When the first case of swine flu was confirmed at the University of Hawaiʻi at Mānoa in early May, the campus turned to a leader who is also an expert virologist.
At age eight, Mānoa Chancellor Virginia Hinshaw read a classic science book by Paul de Kruif. “I decided to be a microbiologist after reading Microbe Hunters and becoming intrigued by the contributions of Alexander Fleming, the discoverer of penicillin,” recalls Hinshaw, who became a renowned and respected expert in virology.
A few days before the end of the spring 2009 semester, just a week prior to commencement, Hinshaw activated UH Mānoa’s Influenza Pandemic Emergency Operation Plan.
“Our team was ready because of our planning, so we immediately went into action—from isolation of the student and roommates at their residence hall to communicating with the campus and community,” she says. “The Department of Health was also a great partner. We were very grateful for their support.”
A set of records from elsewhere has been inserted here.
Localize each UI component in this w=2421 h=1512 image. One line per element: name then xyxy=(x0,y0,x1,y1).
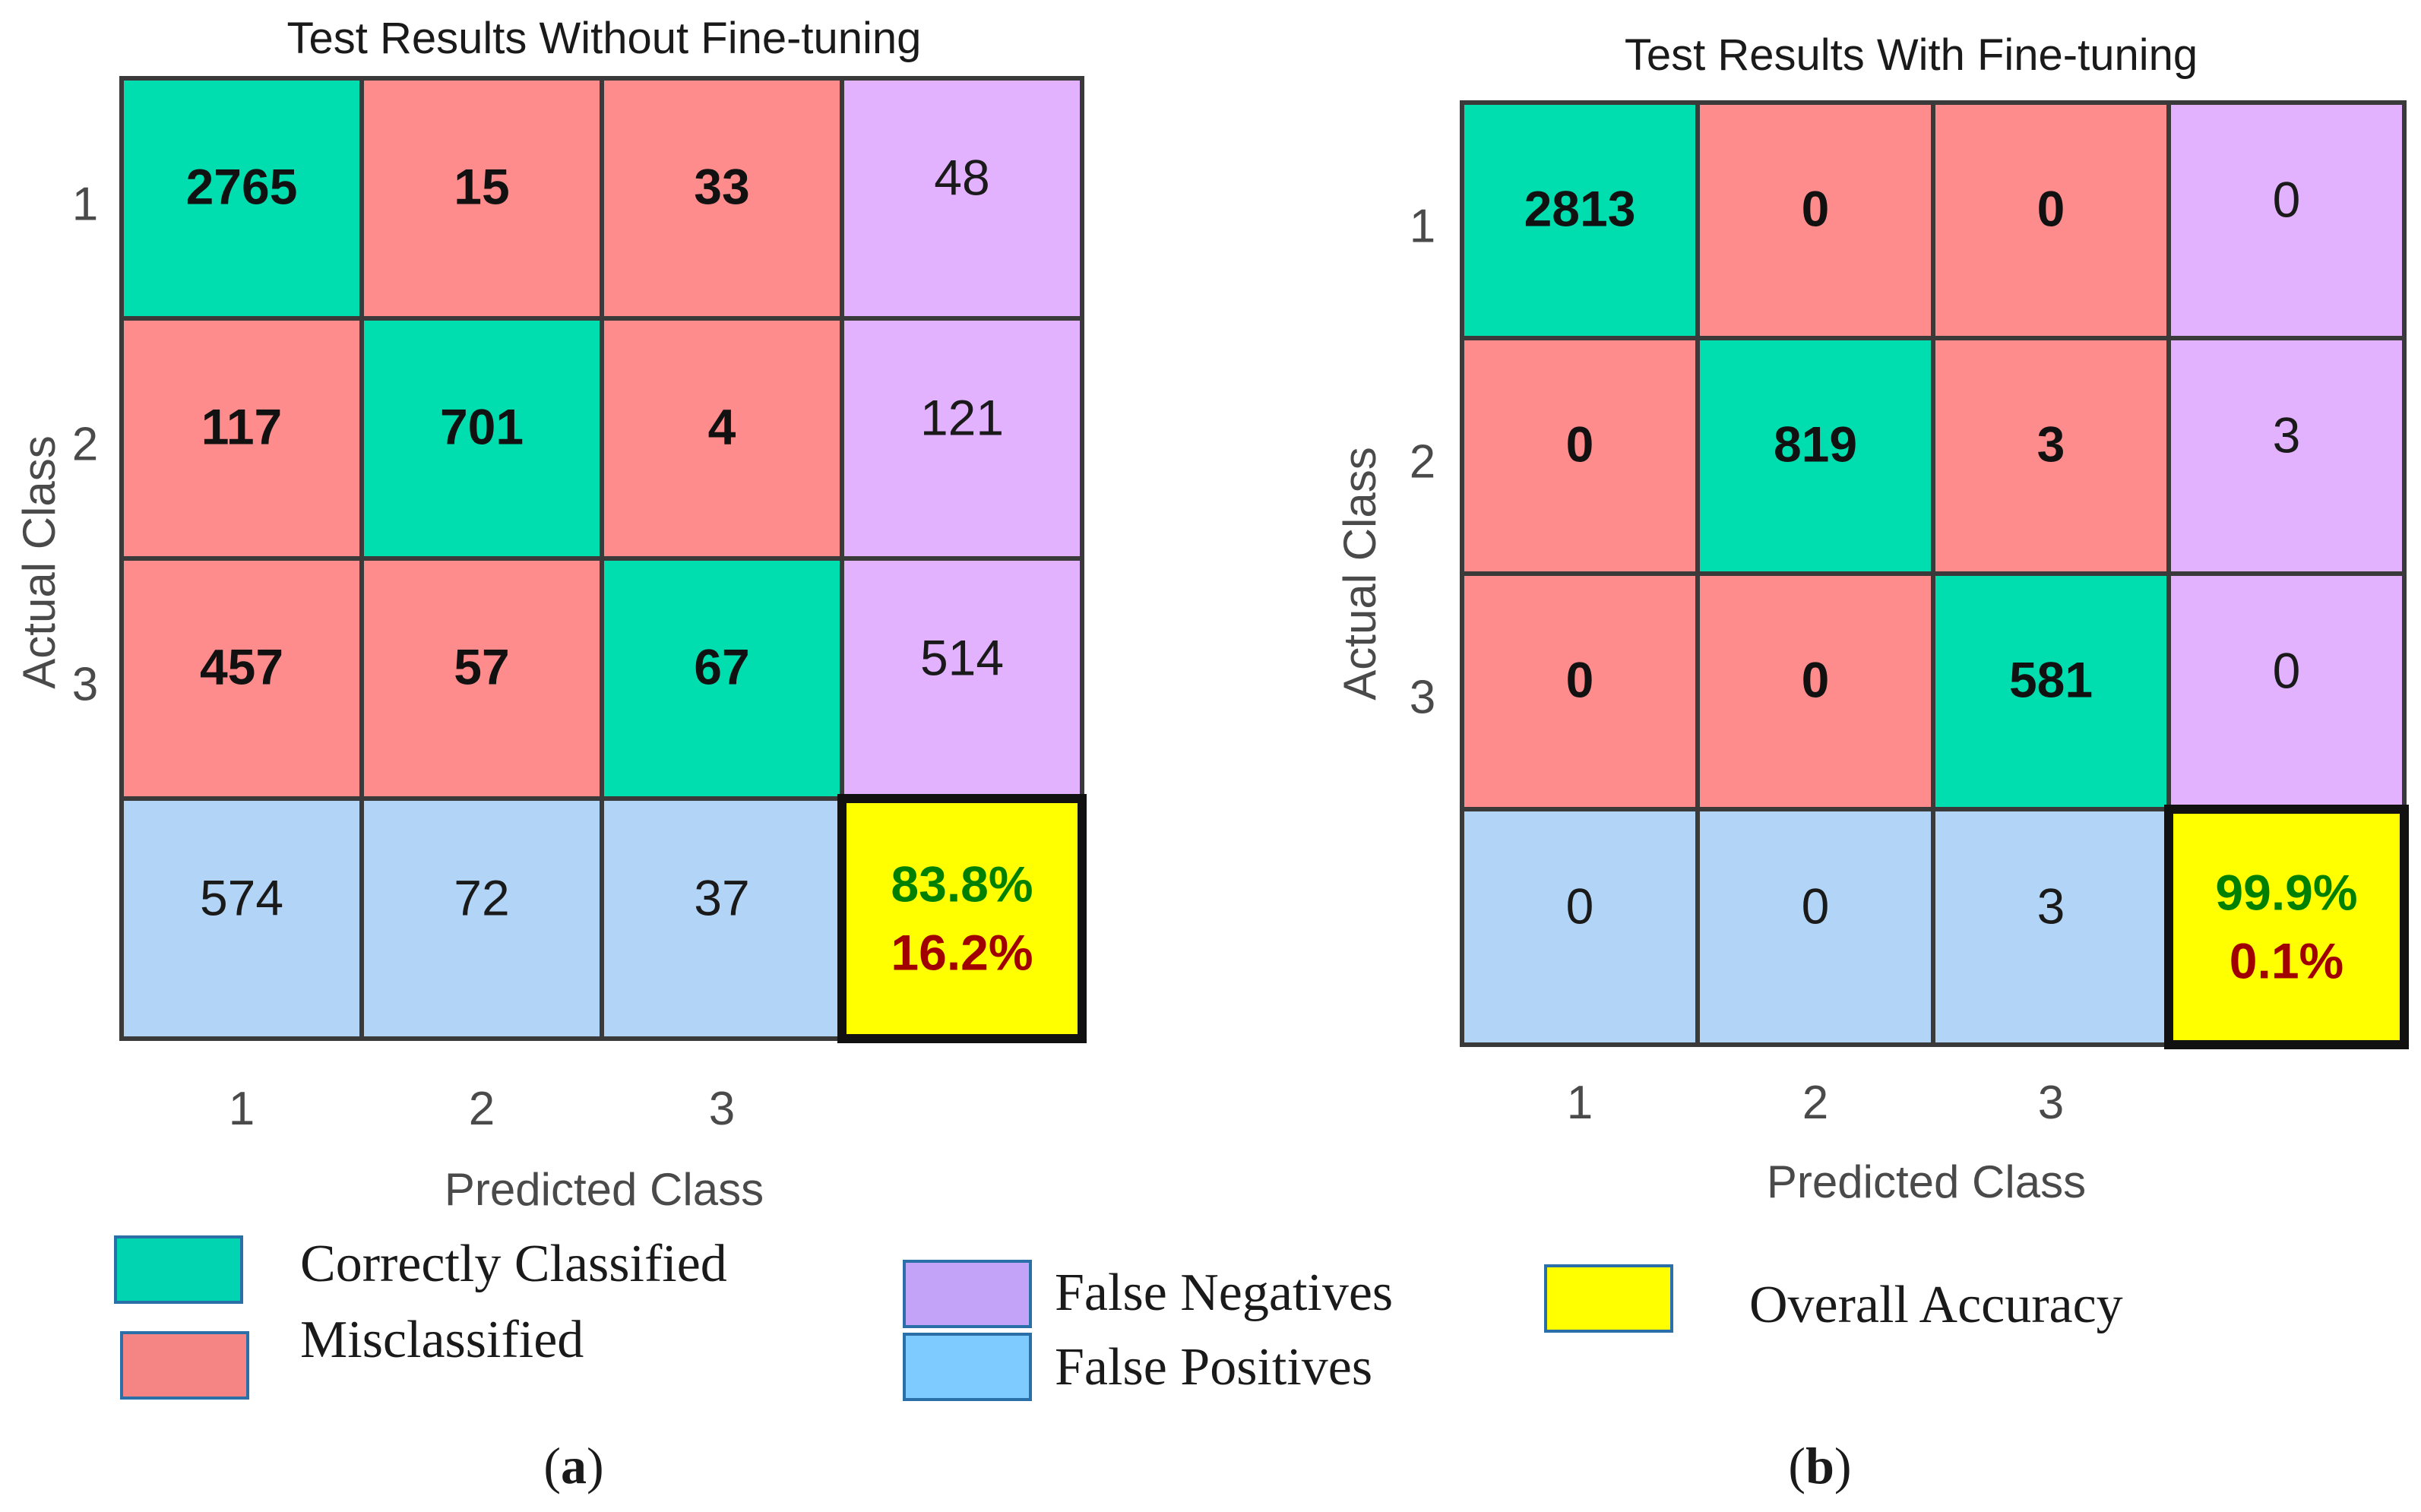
matrix-value: 57 xyxy=(454,638,509,694)
misclassified-cell xyxy=(600,76,844,321)
false-negative-value: 3 xyxy=(2273,406,2301,463)
y-tick-label: 3 xyxy=(1410,671,1435,723)
false-positive-value: 0 xyxy=(1566,878,1594,934)
y-axis-label: Actual Class xyxy=(1334,447,1385,700)
false-positive-value: 37 xyxy=(694,869,749,925)
panel-b: Test Results With Fine-tuning 2813 0 0 0 0 81… xyxy=(1334,30,2409,1495)
false-positive-cell xyxy=(600,796,844,1041)
correct-cell xyxy=(1460,100,1700,340)
misclassified-cell xyxy=(1460,336,1700,576)
false-negative-cell xyxy=(2166,336,2407,576)
false-negative-value: 0 xyxy=(2273,642,2301,698)
false-negative-value: 121 xyxy=(920,389,1004,445)
legend-label-correct: Correctly Classified xyxy=(300,1235,727,1293)
error-value: 0.1% xyxy=(2230,932,2343,988)
matrix-value: 2813 xyxy=(1524,180,1636,236)
matrix-value: 457 xyxy=(200,638,283,694)
matrix-value: 0 xyxy=(1566,416,1594,472)
matrix-value: 581 xyxy=(2009,651,2093,707)
x-tick-label: 2 xyxy=(469,1083,495,1135)
legend-swatch-correct xyxy=(114,1235,243,1304)
false-positive-cell xyxy=(119,796,364,1041)
accuracy-value: 99.9% xyxy=(2215,864,2357,920)
legend-label-false-positives: False Positives xyxy=(1055,1338,1372,1397)
legend-label-accuracy: Overall Accuracy xyxy=(1749,1276,2123,1334)
caption-letter: b xyxy=(1805,1437,1834,1495)
false-positive-value: 3 xyxy=(2037,878,2065,934)
y-axis-label: Actual Class xyxy=(14,435,65,688)
matrix-value: 2765 xyxy=(186,158,298,214)
caption-open: ( xyxy=(1788,1437,1805,1495)
legend-label-false-negatives: False Negatives xyxy=(1055,1264,1393,1322)
matrix-value: 0 xyxy=(1802,180,1830,236)
correct-cell xyxy=(1695,336,1935,576)
caption-letter: a xyxy=(561,1437,587,1495)
legend-swatch-false-negatives xyxy=(903,1260,1032,1328)
accuracy-cell xyxy=(2164,805,2409,1049)
accuracy-value: 83.8% xyxy=(891,856,1033,912)
matrix-value: 3 xyxy=(2037,416,2065,472)
y-tick-label: 1 xyxy=(72,178,98,230)
false-positive-value: 72 xyxy=(454,869,509,925)
matrix-value: 0 xyxy=(2037,180,2065,236)
panel-caption: (a) xyxy=(543,1437,603,1495)
y-tick-label: 1 xyxy=(1410,200,1435,252)
matrix-value: 4 xyxy=(708,398,736,454)
matrix-value: 67 xyxy=(694,638,749,694)
legend-swatch-accuracy xyxy=(1544,1264,1673,1333)
chart-title: Test Results With Fine-tuning xyxy=(1625,30,2198,80)
correct-cell xyxy=(119,76,364,321)
matrix-value: 819 xyxy=(1774,416,1857,472)
x-axis-label: Predicted Class xyxy=(1767,1156,2086,1207)
caption-close: ) xyxy=(1834,1437,1852,1495)
matrix-value: 701 xyxy=(440,398,524,454)
legend-swatch-misclassified xyxy=(120,1331,249,1400)
matrix-value: 117 xyxy=(201,398,282,454)
panel-a: Test Results Without Fine-tuning 2765 15 3… xyxy=(14,14,1087,1495)
misclassified-cell xyxy=(1931,100,2171,340)
false-negative-value: 48 xyxy=(934,149,989,205)
y-tick-label: 2 xyxy=(1410,435,1435,488)
false-negative-cell xyxy=(840,316,1084,561)
x-tick-label: 3 xyxy=(709,1083,735,1135)
matrix-value: 0 xyxy=(1802,651,1830,707)
legend-swatch-false-positives xyxy=(903,1333,1032,1401)
misclassified-cell xyxy=(1931,336,2171,576)
misclassified-cell xyxy=(119,556,364,801)
legend: Correctly Classified Misclassified False… xyxy=(114,1235,2123,1401)
error-value: 16.2% xyxy=(891,924,1033,980)
false-positive-value: 574 xyxy=(200,869,283,925)
chart-title: Test Results Without Fine-tuning xyxy=(287,14,922,63)
false-negative-cell xyxy=(840,556,1084,801)
false-positive-value: 0 xyxy=(1802,878,1830,934)
matrix-grid: 2813 0 0 0 0 819 3 3 0 0 581 0 0 0 3 99.9% 0.1% 1 1 2 2 3 3 xyxy=(1410,100,2409,1129)
false-positive-cell xyxy=(359,796,604,1041)
legend-label-misclassified: Misclassified xyxy=(300,1311,584,1369)
caption-close: ) xyxy=(587,1437,604,1495)
false-negative-value: 0 xyxy=(2273,171,2301,227)
y-tick-label: 2 xyxy=(72,418,98,470)
caption-open: ( xyxy=(543,1437,561,1495)
accuracy-cell xyxy=(837,794,1087,1043)
correct-cell xyxy=(1931,571,2171,811)
y-tick-label: 3 xyxy=(72,658,98,710)
misclassified-cell xyxy=(359,76,604,321)
false-positive-cell xyxy=(1931,807,2171,1047)
x-tick-label: 3 xyxy=(2038,1077,2064,1129)
matrix-value: 15 xyxy=(454,158,509,214)
false-negative-value: 514 xyxy=(920,629,1004,685)
matrix-value: 33 xyxy=(694,158,749,214)
false-positive-cell xyxy=(1460,807,1700,1047)
x-tick-label: 2 xyxy=(1802,1077,1828,1129)
x-tick-label: 1 xyxy=(1567,1077,1593,1129)
panel-caption: (b) xyxy=(1788,1437,1851,1495)
misclassified-cell xyxy=(1460,571,1700,811)
x-axis-label: Predicted Class xyxy=(445,1164,764,1215)
x-tick-label: 1 xyxy=(229,1083,255,1135)
misclassified-cell xyxy=(359,556,604,801)
false-negative-cell xyxy=(2166,571,2407,811)
matrix-value: 0 xyxy=(1566,651,1594,707)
- Watch Chancellor Virginia Hinshaw explain how flu viruses act.
When she can spare time from serving as chief academic and administrative officer of the UH System’s largest and oldest campus, Hinshaw shares her scientific knowledge with many audiences, including an influenza briefing for state legislators, and monitors the worldwide impact of this virus.
“Thankfully, the majority of infections here in Hawaiʻi and across the U.S. have involved relatively mild disease and have not impacted as heavily on older people as typically seen with influenza,” she notes. “However, you cannot depend on influenza viruses remaining the same. My colleague at the University of Wisconsin at Madison, Dr. Yoshi Kawaoka, recently published a study suggesting that the current swine H1N1 virus more readily spreads to the lungs than the seasonal flu, and thereby poses a greater risk for increased disease. So we will have to watch this virus carefully, and continue good practices to prevent infection.”
Those practices include washing hands often with soap and water, covering your nose and mouth with a tissue when you cough or sneeze and staying home if you’re sick.
As preparations gear up for the fall semester in August, Hinshaw urges everyone to monitor reliable sources of information on influenza. The UH System emergency webpage provides updates and links to state, national and international information resources.
“I do believe this virus will be with us for a while,” says Hinshaw, “so we all need to stay well informed and vigilant about the impact it could well have.”